Few things are as fundamental to humans as the ability to share attention. It allows us to coordinate our actions with, and assimilate knowledge from, the actions of others with remarkable efficiency and accuracy. This ability emerges in infancy and sets the stage for all subsequent social development. In this thesis, I explore how infants align visual attention with others toward external objects, a skill known as gaze following. The included studies investigate this phenomenon at different levels, ranging from processes within the infant (Study I) to the impact of infants’ immediate emotional context at a micro-scale (Study II) and cultural variation at a macro scale (Study III).

Previous work has suggested different mechanistic explanations for emerging gaze following, ranging from perceptual cueing to reinforcement learning, to social motivation. Study I aimed to conduct a critical test comparing the perceptual cueing perspective with the social-first perspective. The results indicate that infants initially use both cues, but rely more on social information towards the end of the first year. 

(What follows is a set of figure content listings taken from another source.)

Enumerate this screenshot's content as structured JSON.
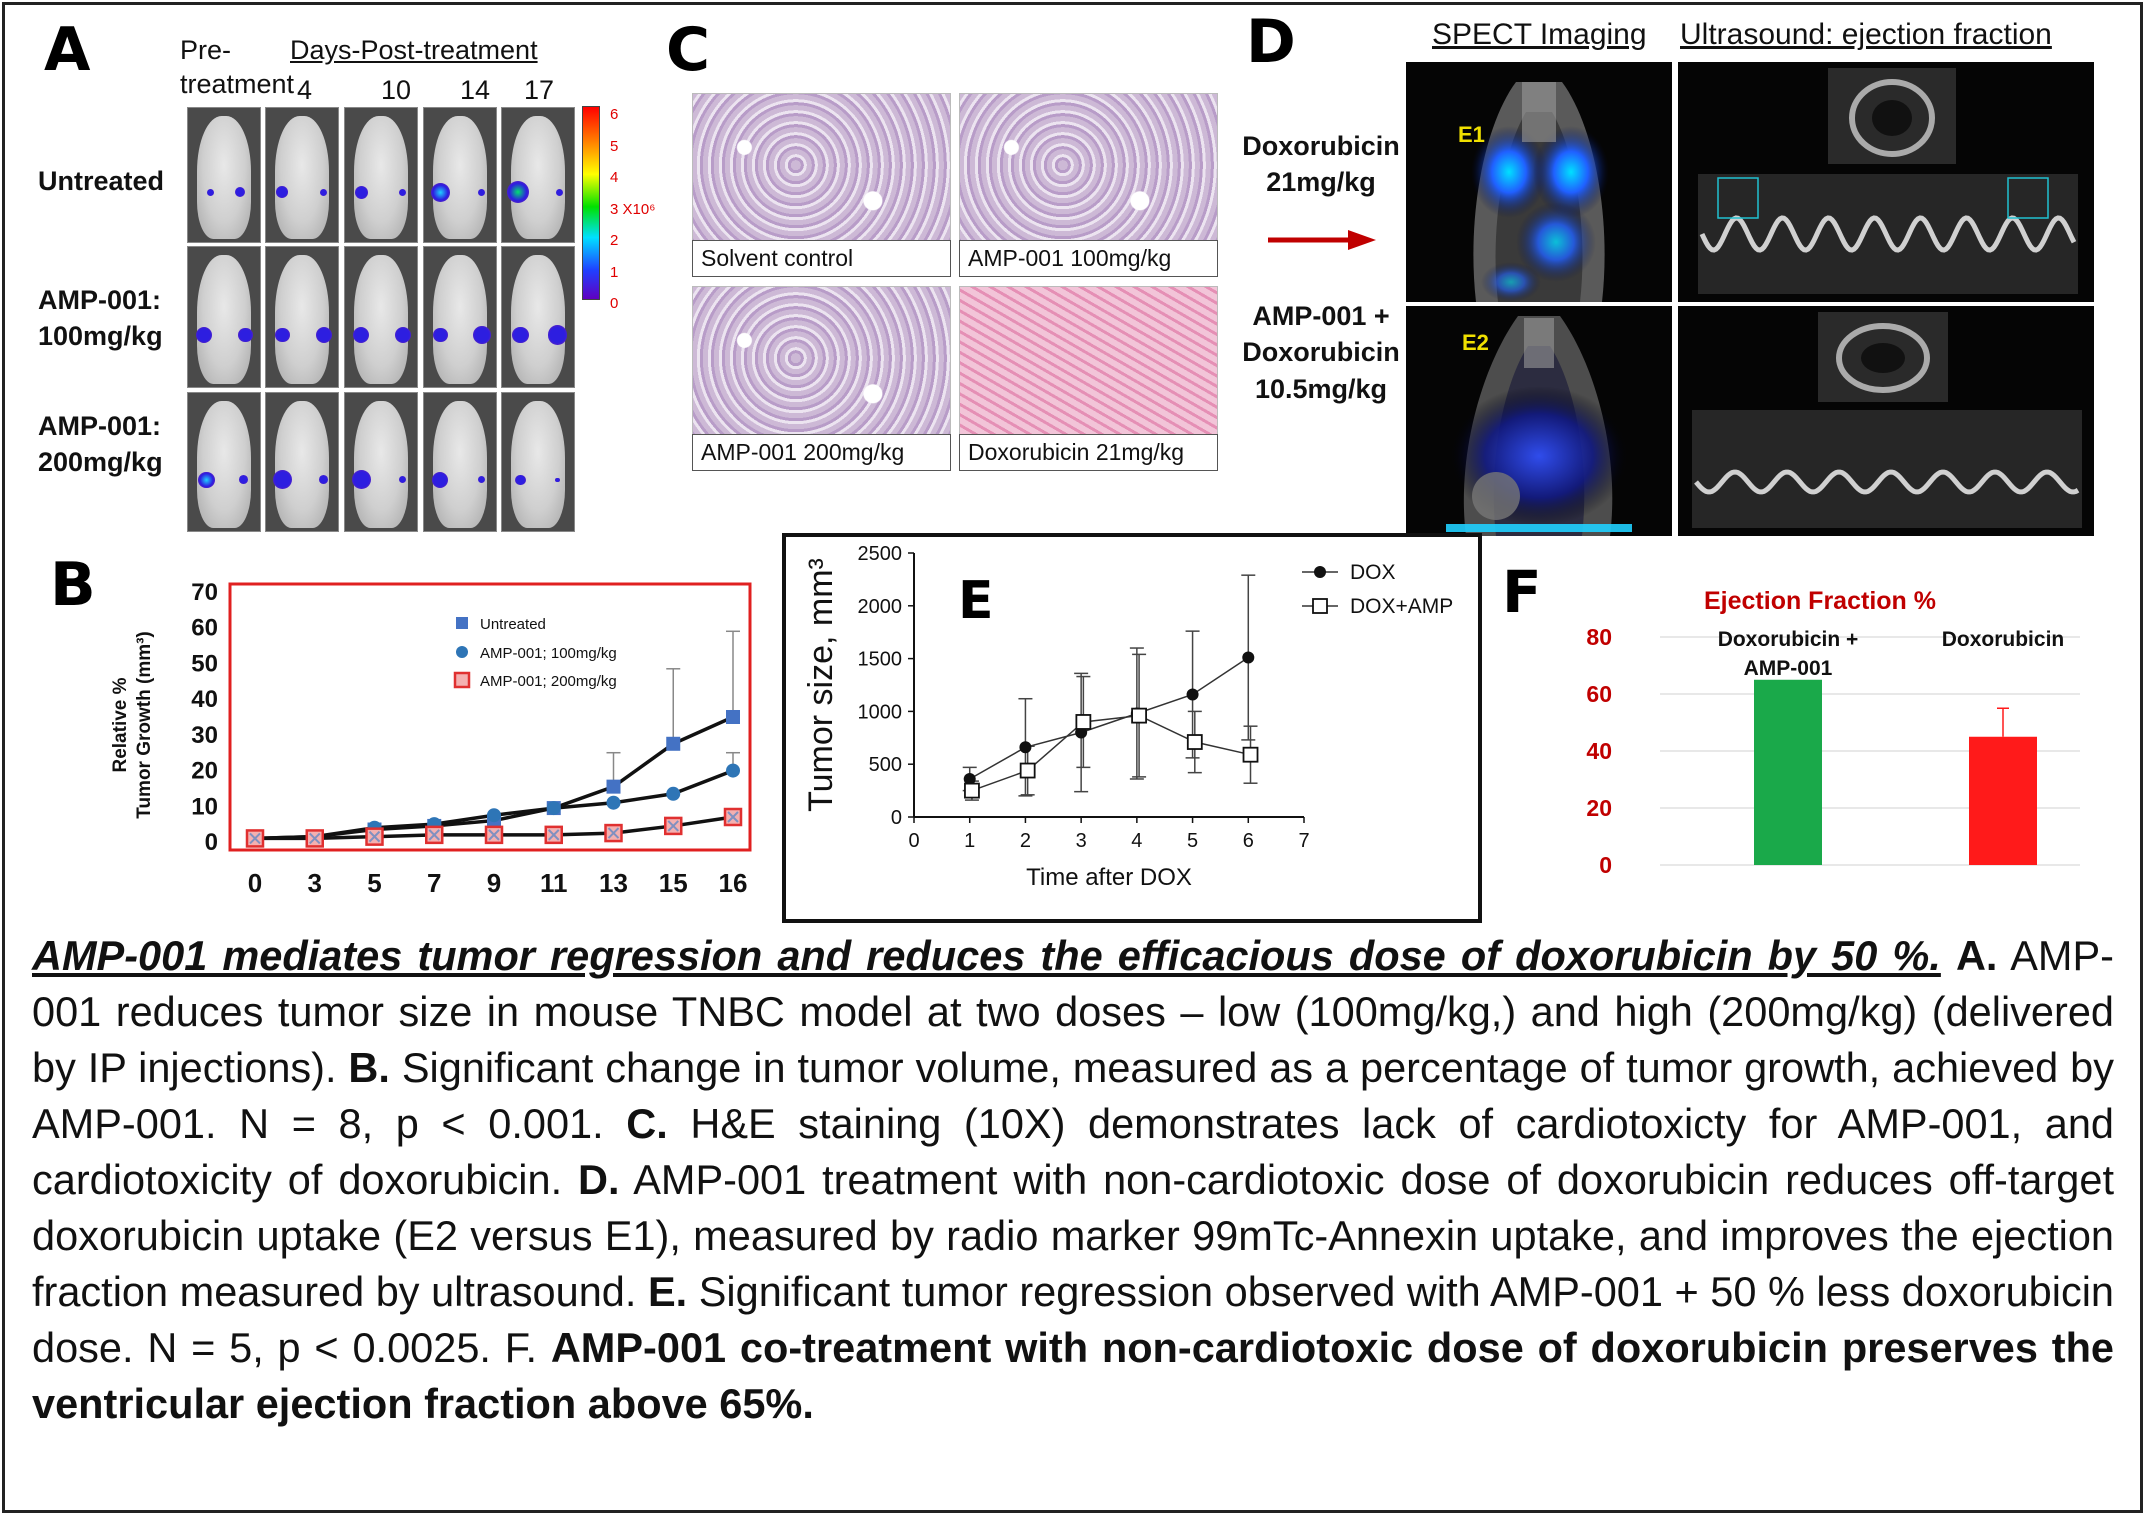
{
  "panels": {
    "A": {
      "letter": "A",
      "pre_label_1": "Pre-",
      "pre_label_2": "treatment",
      "days_header": "Days-Post-treatment",
      "days": [
        "4",
        "10",
        "14",
        "17"
      ],
      "rows": [
        {
          "label_1": "Untreated",
          "label_2": ""
        },
        {
          "label_1": "AMP-001:",
          "label_2": "100mg/kg"
        },
        {
          "label_1": "AMP-001:",
          "label_2": "200mg/kg"
        }
      ],
      "scale_ticks": [
        "6",
        "5",
        "4",
        "3 X10⁶",
        "2",
        "1",
        "0"
      ],
      "colors": {
        "signal_low": "#2d1ee0",
        "signal_mid": "#1fd0ff",
        "signal_high": "#00e070"
      }
    },
    "B": {
      "letter": "B",
      "legend_color_untreated": "#4472c4",
      "legend_color_100": "#2e75b6",
      "legend_color_200": "#e03030"
    },
    "C": {
      "letter": "C",
      "labels": [
        "Solvent control",
        "AMP-001 100mg/kg",
        "AMP-001 200mg/kg",
        "Doxorubicin 21mg/kg"
      ]
    },
    "D": {
      "letter": "D",
      "spect_header": "SPECT Imaging",
      "ultrasound_header": "Ultrasound: ejection fraction",
      "group1": [
        "Doxorubicin",
        "21mg/kg"
      ],
      "group2": [
        "AMP-001 +",
        "Doxorubicin",
        "10.5mg/kg"
      ],
      "tag1": "E1",
      "tag2": "E2",
      "arrow_color": "#c00000"
    },
    "E": {
      "letter": "E"
    },
    "F": {
      "letter": "F"
    }
  },
  "chart_data": [
    {
      "id": "B",
      "type": "line",
      "xlabel": "",
      "ylabel": "Relative % Tumor Growth (mm³)",
      "ylabel_lines": [
        "Relative %",
        "Tumor Growth (mm³)"
      ],
      "categories": [
        "0",
        "3",
        "5",
        "7",
        "9",
        "11",
        "13",
        "15",
        "16"
      ],
      "ylim": [
        0,
        70
      ],
      "yticks": [
        "0",
        "10",
        "20",
        "30",
        "40",
        "50",
        "60",
        "70"
      ],
      "legend_position": "top-right",
      "series": [
        {
          "name": "Untreated",
          "color": "#4472c4",
          "marker": "square",
          "values": [
            1,
            1.5,
            3.5,
            4.5,
            6,
            9.5,
            15.5,
            27.5,
            35
          ],
          "err_up": [
            0,
            0,
            0,
            0,
            0,
            0,
            9.5,
            21,
            24
          ]
        },
        {
          "name": "AMP-001; 100mg/kg",
          "color": "#2e75b6",
          "marker": "circle",
          "values": [
            1,
            1.5,
            4,
            5,
            7.5,
            9.5,
            11,
            13.5,
            20
          ],
          "err_up": [
            0,
            0,
            0,
            0,
            0,
            0,
            0,
            0,
            5
          ]
        },
        {
          "name": "AMP-001; 200mg/kg",
          "color": "#e03030",
          "marker": "x-square",
          "values": [
            1,
            1,
            1.5,
            2,
            2,
            2,
            2.5,
            4.5,
            7
          ],
          "err_up": [
            0,
            0,
            0,
            0,
            0,
            0,
            0,
            0,
            0
          ]
        }
      ]
    },
    {
      "id": "E",
      "type": "line",
      "xlabel": "Time after DOX",
      "ylabel": "Tumor size, mm³",
      "x": [
        1,
        2,
        3,
        4,
        5,
        6
      ],
      "xlim": [
        0,
        7
      ],
      "xticks": [
        "0",
        "1",
        "2",
        "3",
        "4",
        "5",
        "6",
        "7"
      ],
      "ylim": [
        0,
        2500
      ],
      "yticks": [
        "0",
        "500",
        "1000",
        "1500",
        "2000",
        "2500"
      ],
      "legend_position": "top-right",
      "series": [
        {
          "name": "DOX",
          "marker": "filled-circle",
          "values": [
            360,
            660,
            800,
            980,
            1160,
            1510
          ],
          "err": [
            110,
            460,
            560,
            620,
            600,
            780
          ]
        },
        {
          "name": "DOX+AMP",
          "marker": "open-square",
          "values": [
            250,
            440,
            900,
            960,
            710,
            590
          ],
          "err": [
            90,
            230,
            430,
            580,
            290,
            270
          ]
        }
      ]
    },
    {
      "id": "F",
      "type": "bar",
      "title": "Ejection Fraction %",
      "categories": [
        "Doxorubicin + AMP-001",
        "Doxorubicin"
      ],
      "category_lines": [
        [
          "Doxorubicin +",
          "AMP-001"
        ],
        [
          "Doxorubicin"
        ]
      ],
      "values": [
        65,
        45
      ],
      "err_up": [
        0,
        10
      ],
      "colors": [
        "#1aa94a",
        "#ff1a1a"
      ],
      "ylim": [
        0,
        80
      ],
      "yticks": [
        "0",
        "20",
        "40",
        "60",
        "80"
      ],
      "title_color": "#c00000",
      "tick_color": "#c00000"
    }
  ],
  "caption": {
    "title": "AMP-001 mediates tumor regression and reduces the efficacious dose of doxorubicin by 50 %.",
    "a_label": "A.",
    "a_text": "AMP-001 reduces tumor size in mouse TNBC model at two doses – low (100mg/kg,) and high (200mg/kg) (delivered by IP injections).",
    "b_label": "B.",
    "b_text": "Significant change in tumor volume, measured as a percentage of tumor growth, achieved by AMP-001. N = 8, p < 0.001.",
    "c_label": "C.",
    "c_text": "H&E staining (10X) demonstrates lack of cardiotoxicty for AMP-001, and cardiotoxicity of doxorubicin.",
    "d_label": "D.",
    "d_text": "AMP-001 treatment with non-cardiotoxic dose of doxorubicin reduces off-target doxorubicin uptake (E2 versus E1), measured by radio marker 99mTc-Annexin uptake, and improves the ejection fraction measured by ultrasound.",
    "e_label": "E.",
    "e_text": "Significant tumor regression observed with AMP-001 + 50 % less doxorubicin dose. N = 5, p < 0.0025. F.",
    "f_bold": "AMP-001 co-treatment with non-cardiotoxic dose of doxorubicin preserves the ventricular ejection fraction above 65%."
  }
}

The theories of gaze following emergence can be framed in a broader discussion regarding the developmental base (experience-dependent or experience-expectant). It has been suggested that infants’ environment influences the early development of gaze following. However, some theoretical perspectives hold an experience-expectant perspective that infants are predisposed to align visual attention with others, suggesting that gaze following should be relatively robust early in life. In Study II, we found that infants’ gaze following was impacted by attachment quality and maternal Postpartum depression (PPD) at 6 and 10 months, respectively, aligning with an experience-dependent view of development. 

Study III extends this work to test the universality of Study II and gaze following as a valid measure of attention sharing. We found that across different cultural contexts (Bhutanese and Swedish), infants follow gaze to a similar degree. However, the impact of infants’ social and emotional environment observed in Study II was not found in Bhutan. We discuss the possibility that cultures relying more on interdependent values possess inherent protective factors that mitigate the negative effects of PPD on the infant.